Needs of a WYSIWYG Word Processor

A layout application such as AbiWord has other requirements on its fonts that further narrow the fonts it can use and how it uses them.


Adding and Removing AbiWord's Fonts

As was explained in the previous section, AbiWord limits the fonts it makes available to the user to those located in its fonts directory (typically /usr/share/AbiSuite/fonts or /usr/local/AbiSuite/fonts, unless you chose different installation location) and in the locale-specific sub-directories of this directory, and it installs a basic set of fonts into this directory. This does not mean that you are limited to using these fonts; you can add new fonts and remove fonts you do not like or use. The fonts you can use with AbiWord are, however, limited to PostScript Type 1 fonts (pfa/pfb) and TrueType fonts (ttf).

The Elementary Procedure

If you wish to make an additional font available to AbiWord, you need to do the following:

(1) Place the font into the fonts directory

(2) Update the fonts.dir and fonts.scale files.


Similarly, if you wish to remove a font, you simple remove it from the AbiWord font directory, and remove the entries from the fonts.dir and fonts.scale files.


The detailed procedure for adding pfa/pfb fonts and for ttf fonts is slightly different and is described below. Also note that the procedure is slightly more involved for non-Latin1 locales, with the details discussed later on, and if you are installing fonts for other than Latin 1 locale, you should read Locales Other than Latin 1 first.


pfa / pfb fonts

Either copy the font file to the fonts directory, or create a symbolic link to it, if it is located elsewhere on your system. If your font came with a vendor provided afm file, you should copy or symlink it alongside the pfa/pfb file. If not AbiWord can generate the afm file automatically, but using a vendor provided afm file is preferable. Also, if any of the users who will be using AbiWord do not have write permission for the fonts directory, you have to provide the afm files (your sysadmin can generate them using the pfa2afm utility).

To update the fonts.dir file, you should add an entry for the new font into fonts.scale and then either run mkfontdir, or add exactly the same to fonts.dir and increase the font count at the very top of the file accordingly. Your fonts probably came with a sample fonts.dir or fonts.scale file, but if you do not know what the entry in the fonts.scale should be, you can generate it using the utility ttmkfdir (please do not email the developer list asking how to use ttmkfdir, see the documentation that comes with that program).


VERY IMPORTANT !!!: Make sure that you not only modify the fonts.dir file, but that you also make appropriate changes to fonts.scale. On some systems the mkfontdir utility can be executed automatically, and since this utility does not handle scalable fonts, it will truncate your fonts.dir file to 0 unless it can find fonts.scale, in which case it will just copy the contents of this file into the new fonts.dir.

TTF fonts

** Currently TTF fonts are not supported by GnomePrint; if using Gnome

** build you have to print via 'Print Directly'.

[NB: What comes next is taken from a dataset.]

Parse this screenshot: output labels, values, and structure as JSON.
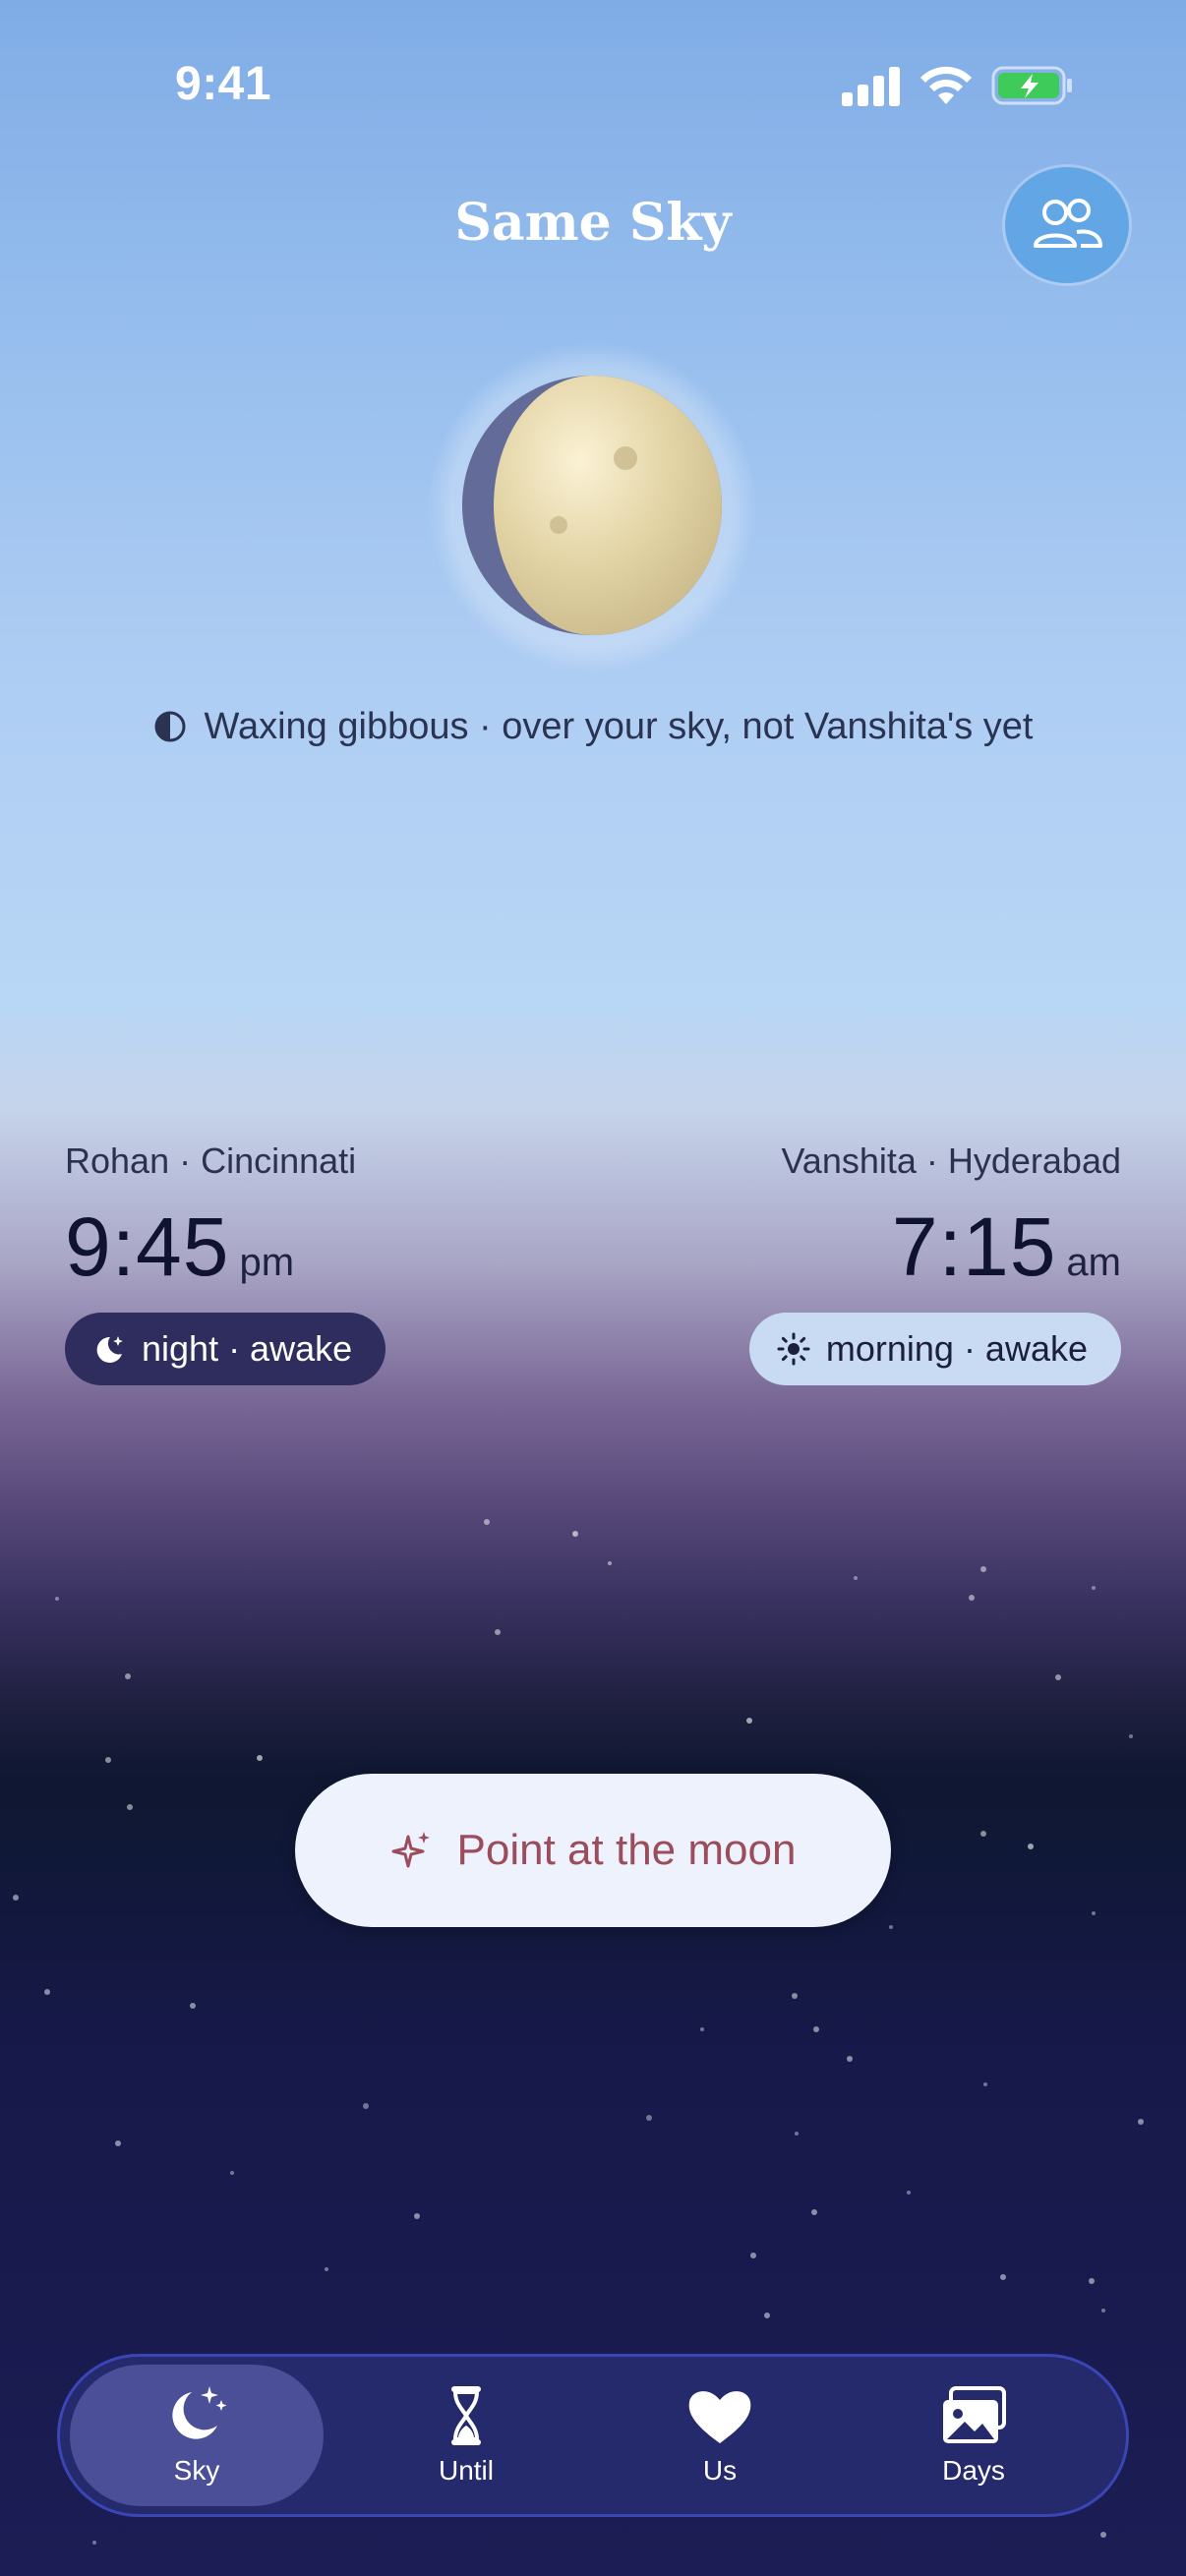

In order to be able to use TTF fonts with AbiWord, two conditions have to be satisfied: (1) your X server has to be able to handle TTF fonts and has to be configured to do so. If it does not, you should consult your distribution documentation on how to set it up, please do not email the developer's list with questions how to do this. (2) Your PostScript interpreter has to be able to handle TTF fonts. Recent versions of GhostScript have this capability, but you need to enable it at compile time, and may need to make some changes to the GhostScript configuration file (see the GhostScript documentation). If you are using a genuine PostScript printer, then you need to consult your printer's documentation to see if it can handle Type 42 fonts; more recent printers should have this capability.


The following instructions assume that the two conditions above are satisfied and that you are installing the fonts directly into the fonts directory. You should only do this if you are using Latin-1 locale; if you use a different locale, you should first see the section Locales Other than Latin 1 below.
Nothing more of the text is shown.